Origine
Eunomica è un aggettivo che trae la sua
origine da Eunomia.
Deriva da eu, (εὖ), il buono, il bene,
e nomos (νόμος),
ciò che è stabilito, legge, regola, canone, uso, prassi.
Ormai, tutti sapete da cosa deriva l’aggettivo Eunomica, e cosa significa Eunomia.
“Il buono ed il bene”, nel senso greco del termine, un’etimologia complessa che traduce la frase palindroma “ciò che è buono è bello, ciò che è bello è buono”, ossia ciò che rappresenta la perfezione della bellezza filosofica e ultra terrena, intesa come spazio platoniano delle “idee” nella loro pienezza, non sminuite dal riflesso di proiezione della lontananza dal vero.
Quella bellezza che i greci hanno fisicamente tradotto nella perfezione formale che ancora oggi è oggettivamente qualificata come “bella”, perché è eterna, immutabile e ancestrale, ossia contenuta nel nostro DNA cognitivo-visivo-emozionale; non è soggetta a kunstwollen o a moda (che altro non è che la maggiore frequenza di un valore, tanto per ricordarne il significato di ripetizione di un uguale valore…), perché non si limita a canoni estetici ma contiene "il buono", la "idea", il "vero", la "armonia universali.
Certamente aveva i suoi canoni artigianali ben codificati (giusto per ricordare che nella realtà antica l’artista era un artigiano di altissimo livello tecnico τεχνίτης ma pur sempre artigiano, colui che sapeva plasmare la materia e la conosceva nel suo profondo, oltre che a padroneggiare le regole matematiche, fisiche e chimiche che regolano la magia dell’arte quale prodotto finito).
L’arte greca era matematica, una
costante ricerca di rapporti armonici equilibrati che davano all’opera la
bellezza umana che, pur cristallizzata nella materie, trasponeva la natura, con
i gradi di distanza dal “Vero” ideale.
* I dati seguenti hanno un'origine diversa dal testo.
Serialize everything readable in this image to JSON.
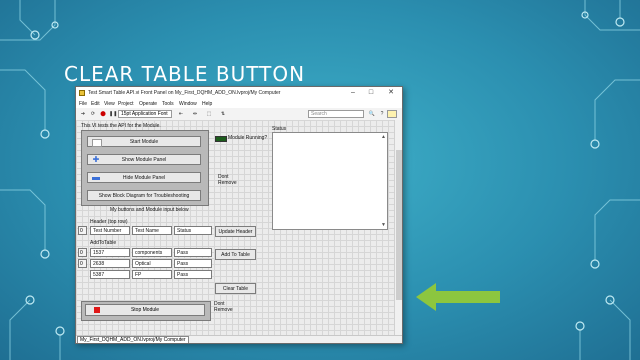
{
  "slide": {
    "title": "CLEAR TABLE BUTTON",
    "background_color": "#2b8fb0",
    "arrow_color": "#8cc63f"
  },
  "window": {
    "title": "Test Smart Table API.vi Front Panel on My_First_DQHM_ADD_ON.lvproj/My Computer",
    "controls": {
      "minimize": "–",
      "maximize": "□",
      "close": "✕"
    },
    "menu": [
      "File",
      "Edit",
      "View",
      "Project",
      "Operate",
      "Tools",
      "Window",
      "Help"
    ],
    "toolbar": {
      "font": "15pt Application Font",
      "search_placeholder": "Search"
    }
  },
  "panel": {
    "description": "This VI tests the API for the Module.",
    "buttons": {
      "start": "Start Module",
      "show_panel": "Show Module Panel",
      "hide_panel": "Hide Module Panel",
      "show_bd": "Show Block Diagram for Troubleshooting"
    },
    "group_caption": "My buttons and Module input below",
    "module_running_label": "Module Running?",
    "dont_remove": "Dont Remove",
    "status_label": "Status",
    "header": {
      "label": "Header (top row)",
      "index": "0",
      "cells": [
        "Test Number",
        "Test Name",
        "Status"
      ],
      "button": "Update Header"
    },
    "add_to_table": {
      "label": "AddToTable",
      "outer_index": "0",
      "inner_index": "0",
      "rows": [
        [
          "1537",
          "components",
          "Pass"
        ],
        [
          "2638",
          "Optical",
          "Pass"
        ],
        [
          "5387",
          "FP",
          "Pass"
        ]
      ],
      "button": "Add To Table"
    },
    "clear_button": "Clear Table",
    "dont_remove_2": "Dont Remove",
    "stop_button": "Stop Module"
  },
  "statusbar": {
    "path": "My_First_DQHM_ADD_ON.lvproj/My Computer"
  }
}
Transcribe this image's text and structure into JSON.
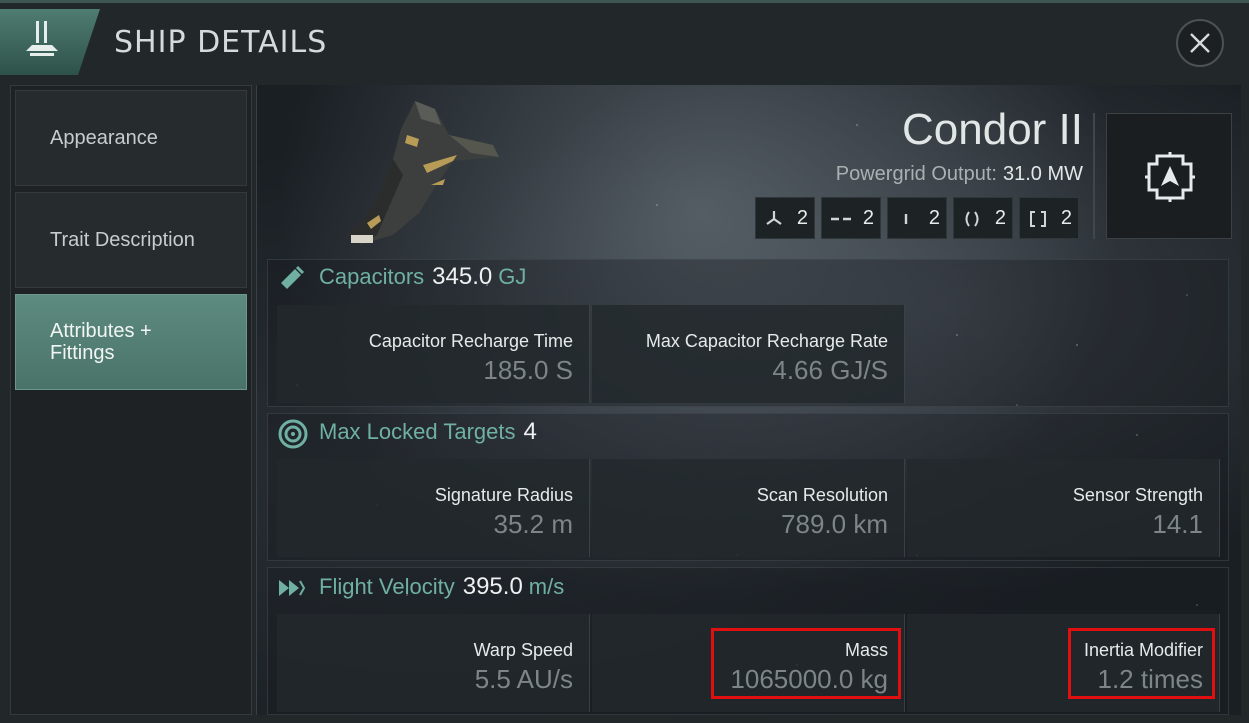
{
  "header": {
    "title": "SHIP DETAILS"
  },
  "sidebar": {
    "items": [
      {
        "label": "Appearance",
        "active": false
      },
      {
        "label": "Trait Description",
        "active": false
      },
      {
        "label": "Attributes + Fittings",
        "active": true
      }
    ]
  },
  "ship": {
    "name": "Condor II",
    "powergrid_label": "Powergrid Output:",
    "powergrid_value": "31.0 MW",
    "slots": [
      {
        "icon": "tri-blade-icon",
        "count": "2"
      },
      {
        "icon": "dash-icon",
        "count": "2"
      },
      {
        "icon": "bar-icon",
        "count": "2"
      },
      {
        "icon": "paren-icon",
        "count": "2"
      },
      {
        "icon": "bracket-icon",
        "count": "2"
      }
    ]
  },
  "sections": {
    "capacitors": {
      "title": "Capacitors",
      "value": "345.0",
      "unit": "GJ",
      "cells": [
        {
          "label": "Capacitor Recharge Time",
          "value": "185.0 S"
        },
        {
          "label": "Max Capacitor Recharge Rate",
          "value": "4.66 GJ/S"
        }
      ]
    },
    "targets": {
      "title": "Max Locked Targets",
      "value": "4",
      "cells": [
        {
          "label": "Signature Radius",
          "value": "35.2 m"
        },
        {
          "label": "Scan Resolution",
          "value": "789.0 km"
        },
        {
          "label": "Sensor Strength",
          "value": "14.1"
        }
      ]
    },
    "velocity": {
      "title": "Flight Velocity",
      "value": "395.0",
      "unit": "m/s",
      "cells": [
        {
          "label": "Warp Speed",
          "value": "5.5 AU/s"
        },
        {
          "label": "Mass",
          "value": "1065000.0 kg"
        },
        {
          "label": "Inertia Modifier",
          "value": "1.2 times"
        }
      ]
    }
  },
  "colors": {
    "accent": "#6fb0a3",
    "active_tab": "#5e8b7f",
    "highlight": "#e01010"
  }
}
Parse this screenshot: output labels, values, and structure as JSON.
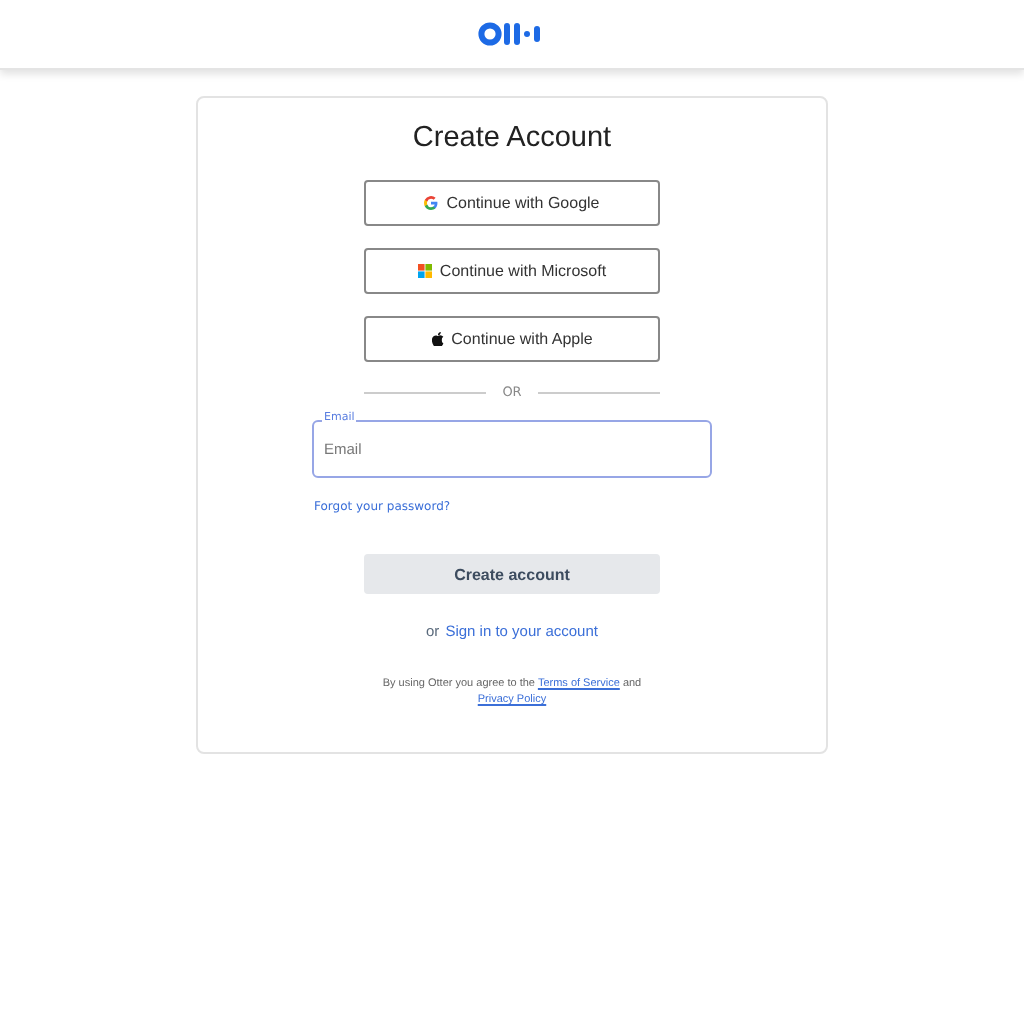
{
  "title": "Create Account",
  "providers": [
    {
      "kind": "google",
      "label": "Continue with Google"
    },
    {
      "kind": "microsoft",
      "label": "Continue with Microsoft"
    },
    {
      "kind": "apple",
      "label": "Continue with Apple"
    }
  ],
  "divider": "OR",
  "email": {
    "label": "Email",
    "placeholder": "Email"
  },
  "forgot": "Forgot your password?",
  "submit": {
    "label": "Create account",
    "disabled": true
  },
  "signin": {
    "prefix": "or",
    "link": "Sign in to your account"
  },
  "terms": {
    "before": "By using Otter you agree to the",
    "terms_link": "Terms of Service",
    "middle": "and",
    "privacy_link": "Privacy Policy"
  }
}
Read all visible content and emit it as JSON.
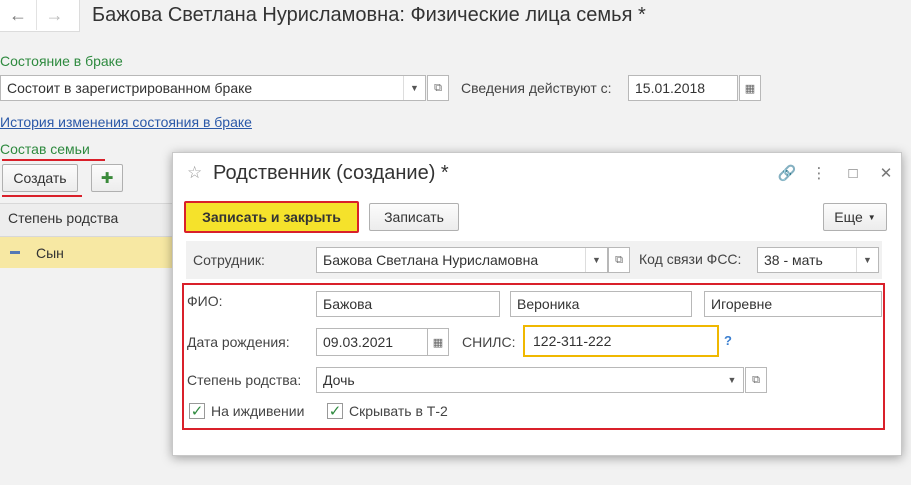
{
  "window": {
    "title": "Бажова Светлана Нурисламовна: Физические лица семья *",
    "back_icon": "arrow-left-icon",
    "forward_icon": "arrow-right-icon"
  },
  "marital": {
    "label": "Состояние в браке",
    "value": "Состоит в зарегистрированном браке",
    "valid_from_label": "Сведения действуют с:",
    "valid_from_value": "15.01.2018",
    "history_link": "История изменения состояния в браке"
  },
  "family": {
    "section_label": "Состав семьи",
    "create_button": "Создать",
    "column_header": "Степень родства",
    "rows": [
      {
        "relation": "Сын"
      }
    ]
  },
  "dialog": {
    "title": "Родственник (создание) *",
    "save_close_button": "Записать и закрыть",
    "save_button": "Записать",
    "more_button": "Еще",
    "employee_label": "Сотрудник:",
    "employee_value": "Бажова Светлана Нурисламовна",
    "fss_code_label": "Код связи ФСС:",
    "fss_code_value": "38 - мать",
    "fio_label": "ФИО:",
    "last_name": "Бажова",
    "first_name": "Вероника",
    "patronymic": "Игоревне",
    "birth_label": "Дата рождения:",
    "birth_value": "09.03.2021",
    "snils_label": "СНИЛС:",
    "snils_value": "122-311-222",
    "help_mark": "?",
    "relation_label": "Степень родства:",
    "relation_value": "Дочь",
    "dependent_label": "На иждивении",
    "dependent_checked": true,
    "hide_t2_label": "Скрывать в Т-2",
    "hide_t2_checked": true
  },
  "colors": {
    "accent_green": "#2e8a3f",
    "link_blue": "#2a58a8",
    "highlight_red": "#d9202a",
    "primary_button_yellow": "#f5e22b",
    "active_field_border": "#f0b800",
    "selected_row": "#f7e8a3"
  }
}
Però, è pur certo, che la matematica
veniva accordata all’armonia generale, quella che coglieva l’occhio e la mente
umana, fallace nella sua finitezza e finita particella nell’infinito ignoto, quella
perfezione che cogliamo, esempio calzante quello delle architetture greche,
guardando le strutture imponenti eppure in perfetta proporzione con il creato e
con l’uomo (che non si sente sperso granello al suo interno ma elemento
perfettamente in armonia con il tutto) che seguono misure matematiche
codificate, non possiamo non ricordare che sono piegate (nel senso vero del
termine, le colonne non sono mai perfettamente dritte ma inclinate leggermente
verso l’interno per farle percepire ai nostri occhi lineari) all’errore
programmatico del nostro campo visivo.
La perfezione assoluta non
esiste, la percezione della perfezione attraverso il bello ed il buono in
armonia con l’idea, che contiene valori assoluti che, indipendentemente dalle
storture possibili, non mutano è alla base di un percorso di costruzione
dell’eunomia.
Bello e buono, buono nel senso di
giusto, ciò che è giusto a prescindere dalle velleità umane ma lo è nel respiro
del mondo; senza andare a perdersi in filosofie astratte, e perdute nelle
pieghe dei millenni, ci sono valori “buoni” che possediamo sin dal nostro
apparire alla vita e che regolano nell’armonia i rapporti, le azioni e i
pensieri. Il problema è semmai l’allontanarsi dall’ideale (sempre nel senso
platoniano) per percorrere strade lastricate da disarmonie e da disequilibri di
scala.
Ora, a scanso di equivoci, tutta
questa antichità non è per raccontare una storia cristallizzata, non ripetibile
e chiusa, ma per ricordare che l’Eunomicità è un valore base per ritrovare
l’armonia che rimetta al centro esseri viventi e natura in un rapporto di
reciprocità che non sia lesivo né coercitivo ma collaborativo e di rispetto.